A REINVENÇÃO DO ESCRITOR

Jornalista e crítico literário, Sérgio de Sá lança nesta terça-feira, 24, no Restaurante Carpe Diem (104 sul), A reinvenção do escritor: literatura e mass media. O livro, publicado pela Editora da UFMG, analisa as conexões entre a vida literária latino-americana e seu contexto histórico e social, e questiona o papel da literatura e do escritor no mundo urbano. Sérgio de Sá tem tido importante participação no movimento literário de Brasília.

MARCELO SAHEA EM BRASÍLIA

O poeta Marcelo Sahea volta a Brasília para apresentar sua performance poética intermídia e lançar seu novo livro, Nada a dizer - além, é claro, de rever os velhos amigos e incorporar os novos.

Vamos encontrá-lo na Galeria Objeto Encontrado (102 Norte, Bloco B, Loja 56, Asa Norte), a partir das 19h, na próxima terça-feira, 24.

Sahea é diretor de arte, além de artista visual e sonoro, e participou de exposições coletivas como a Obranome II, na Escola de Artes Visuais do Parque Lage, no Rio, no ano passado, e na I Bienal Internacional de Poesia de Brasília, em 2008. No mesmo ano fez uma individual na Mostra Sesc de Artes, em São Paulo.
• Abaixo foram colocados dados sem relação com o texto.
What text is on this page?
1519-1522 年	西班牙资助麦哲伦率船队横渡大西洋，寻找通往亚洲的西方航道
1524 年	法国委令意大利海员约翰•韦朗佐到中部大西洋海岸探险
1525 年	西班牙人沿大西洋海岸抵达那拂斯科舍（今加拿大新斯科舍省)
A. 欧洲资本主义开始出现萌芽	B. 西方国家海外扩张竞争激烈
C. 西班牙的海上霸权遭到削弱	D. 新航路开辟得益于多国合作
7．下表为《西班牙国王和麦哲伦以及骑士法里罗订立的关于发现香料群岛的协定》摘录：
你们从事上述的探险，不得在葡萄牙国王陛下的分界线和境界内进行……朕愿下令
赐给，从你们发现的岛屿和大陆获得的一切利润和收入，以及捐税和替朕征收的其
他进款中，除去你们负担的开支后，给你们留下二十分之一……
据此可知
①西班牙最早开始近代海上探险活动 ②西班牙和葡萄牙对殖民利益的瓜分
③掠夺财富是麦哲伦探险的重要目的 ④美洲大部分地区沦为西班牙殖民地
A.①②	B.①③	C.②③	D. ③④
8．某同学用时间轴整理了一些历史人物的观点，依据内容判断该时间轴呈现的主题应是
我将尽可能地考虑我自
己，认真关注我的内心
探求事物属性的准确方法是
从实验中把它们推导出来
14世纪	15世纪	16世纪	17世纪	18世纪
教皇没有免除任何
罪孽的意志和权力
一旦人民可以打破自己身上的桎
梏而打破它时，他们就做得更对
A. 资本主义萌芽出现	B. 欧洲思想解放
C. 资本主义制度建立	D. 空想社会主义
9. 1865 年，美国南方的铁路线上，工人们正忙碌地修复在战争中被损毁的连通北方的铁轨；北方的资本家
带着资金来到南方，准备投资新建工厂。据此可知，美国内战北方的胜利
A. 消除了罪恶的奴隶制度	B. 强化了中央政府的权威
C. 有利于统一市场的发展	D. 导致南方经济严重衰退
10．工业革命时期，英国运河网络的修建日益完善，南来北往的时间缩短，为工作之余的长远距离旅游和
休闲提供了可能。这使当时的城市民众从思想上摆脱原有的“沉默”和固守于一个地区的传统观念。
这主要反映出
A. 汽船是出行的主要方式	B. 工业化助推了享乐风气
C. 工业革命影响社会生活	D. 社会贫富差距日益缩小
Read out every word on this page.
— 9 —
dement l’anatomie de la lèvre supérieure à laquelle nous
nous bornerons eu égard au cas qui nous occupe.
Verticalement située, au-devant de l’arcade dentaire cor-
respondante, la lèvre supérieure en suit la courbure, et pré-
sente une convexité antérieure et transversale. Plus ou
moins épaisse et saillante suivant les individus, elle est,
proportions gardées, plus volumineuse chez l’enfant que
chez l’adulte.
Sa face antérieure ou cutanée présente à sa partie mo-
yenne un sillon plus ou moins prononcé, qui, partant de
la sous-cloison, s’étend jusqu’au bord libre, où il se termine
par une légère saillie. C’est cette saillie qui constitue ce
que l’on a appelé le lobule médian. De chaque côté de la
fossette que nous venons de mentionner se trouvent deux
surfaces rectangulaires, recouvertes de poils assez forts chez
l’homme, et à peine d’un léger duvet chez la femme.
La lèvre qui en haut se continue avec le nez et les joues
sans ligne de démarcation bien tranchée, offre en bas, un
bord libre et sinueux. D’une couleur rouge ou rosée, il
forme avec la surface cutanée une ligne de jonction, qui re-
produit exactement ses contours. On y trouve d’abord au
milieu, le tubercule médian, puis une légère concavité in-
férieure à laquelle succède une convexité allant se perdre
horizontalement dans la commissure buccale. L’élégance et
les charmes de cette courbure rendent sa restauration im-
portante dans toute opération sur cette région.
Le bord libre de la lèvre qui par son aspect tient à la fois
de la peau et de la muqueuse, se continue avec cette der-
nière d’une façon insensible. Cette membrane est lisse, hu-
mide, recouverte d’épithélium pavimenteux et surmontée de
Artista inquieto e criativo, Sahea tem investido em performances poéticas que reúnem palavras a sonoridades diversas. Em seus livros, utilizando conhecimentos de artes gráficas e as possibilidades ilimitadas da informática, ele desenvolve um trabalho absolutamente pessoal. Será uma bela experiência comparecer e ver o que ele nos reserva.
 

DESENVOLVIMENTISMO DESTRUIDOR


Esta foto, feita por Wilson Pedrosa e publicada no jornal O Estado de S. Paulo desta quinta-feira, 19, ilustra com perfeição o tipo de desenvolvimento proposto pelo bando de Dilma Rousseff e seu partido e que a mim, como eleitor, não interessa. Ela mostra o avanço da Ferrovia Transnordestina, como um tanque de guerra, sobre a histórica igreja de São Luiz Gonzaga, no povoado de Fazendinha, sertão de Moxotó, Pernambuco.
 
A igreja, de acordo com reportagem de Leonêncio Nossa, é um raro símbolo do Brasil Colônia, encravado na caatinga desde o século 18. Antes de chegar às proximidades da igrejinha, as máquinas sedentas do desenvolvimentismo a todo custo passaram por cima de velhas baraúnas, também cultuadas pelas cerca de 200 famílias descendentes de africanos e portugueses, que vivem no local.

Há um livro que conta a história do povoado e da igreja, e cita os ancestrais dos nativos enterrados dentro da igreja, alguns deles personagens históricos. Uma equipe de arqueólogos contratados pela Odebrecht já andou revirando as ossadas.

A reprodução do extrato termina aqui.